Ok, back to the race, from mile 67.5 to 70 went pretty well for me, I was getting tired but still on pace to complete my race in just under 22 hours. Going into aid station no. 2 I had decided  had a few minutes to sit down and rest before making my way back to the start finish and my last loop. What a great surprise, Ken had decided to meet me there and do the lasat 30 miles with me. This was a huge boost for me, I sat for about 2 minutes and I was ready to go. Soon after leaving the aid station I told Ken about the food and how hungry I was. He turned around and headed back to the aid station to tell Michelle to go back into town and get me pizza. By the time we returned to the start finish, Michelle had arrived with three pieces of pizza (not even after 75 miles do I like mushrooms and onions on my pizza).  I ate one of the pieces, got some HEED and a salt pill at 11:30 at night and I was confident that 22 hours was within my reach.

The next 8 or 9 miles seemed to go as I would have expected, I ran a bit, I walked a bit, I was feeling tired  but not overwhelmed, aid station no. 2 was behind us and all I had to do was make aid station no. 3, turn around and go back. Pretty Easy.....NOT. For the first time in my very short Ultra career, I hit the wall. Now I can finally say I know what Bonking is. It hit, it hit hard and it wasn't pretty. We passed the aid station and after eating the pizza, drinking the tomato soup, 2 packages of sport beans, a salt pill I was convinced that I could sleep while I walked and when I say walk, I mean one step frontwards and one step sideways then one step to correct the path I was on. I would say that from mile 9 to mile 10 probably took 1 hour. This is were a great pacer really helps. Ken turned to me and said, Scotty, if we go this slow breaking 24 hours will be in jepoardy. I'm not sure he could have been any more clear but I could take you back to the exact place he said that to me and I remember waking up and thinking that that is not an option. The light came back on and it was only 10 miles to the finish and I was making it in under 24 hours come hell or high water. Maybe a bad saying in the state of Florida.

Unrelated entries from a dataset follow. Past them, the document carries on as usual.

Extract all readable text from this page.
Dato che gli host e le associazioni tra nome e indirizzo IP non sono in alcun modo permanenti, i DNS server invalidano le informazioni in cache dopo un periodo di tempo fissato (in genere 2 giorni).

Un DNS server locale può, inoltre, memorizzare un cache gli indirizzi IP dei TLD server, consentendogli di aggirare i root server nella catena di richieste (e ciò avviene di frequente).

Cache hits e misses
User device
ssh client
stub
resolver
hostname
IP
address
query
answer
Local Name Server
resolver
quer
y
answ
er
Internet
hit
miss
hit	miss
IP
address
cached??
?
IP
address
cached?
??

Once I was a bit more awake I told Ken about our friend "WHAT IS THIS WE SHIT", that guy. Needless to say Ken nicknamed him Nintendo. We started running again and guess who the first person we caught on the way back in, Nintendo. That pass felt pretty good and I'm thinking this is were the second pack of sport beans kicked in. The last 10 miles went extremely well and we covered the last 4 miles in 50 minutes to get to the finish in 22 hours, 29 minutes and 30 seconds. A personal best by 47 minutes.

I now have 2 buckles in 2012, its a long way from the goal but it's one step at a time and I'm looking forward to New Jersey in March. Thanks again to both of you for reading this, makes me smile that someone actually take the time to complain about spelling, grammer and my mindless banter. Thank you for reading this.

More a bit later on our trip home, the weather we encountered and a few details about our shopping trip, my training and all other good things running.

Congratulations to my friends still keeping the Febuary Challenge alive and well, what a great inspiration. Keep up the good work.

12 in 12, 12 buckles, 1 goal.


  1. Congrats. Looks like you are killing it so far.
    Will most likely cya at Sulphur if not before. I would be interested in hearing how you trained for 12in12.

    Dont let jerk american runners get you to down there tend to be lots of good ones as well. Some of them probably think I am the a-hole on the course.

    keep it up

  2. Oh as far as food goes be prepared. Mohican was a disaster last year (outside of one really good aid station).

  3. Yeah, that guy was a real jerk. I've been lucky so far. All the ultra folks I meet in New England are great.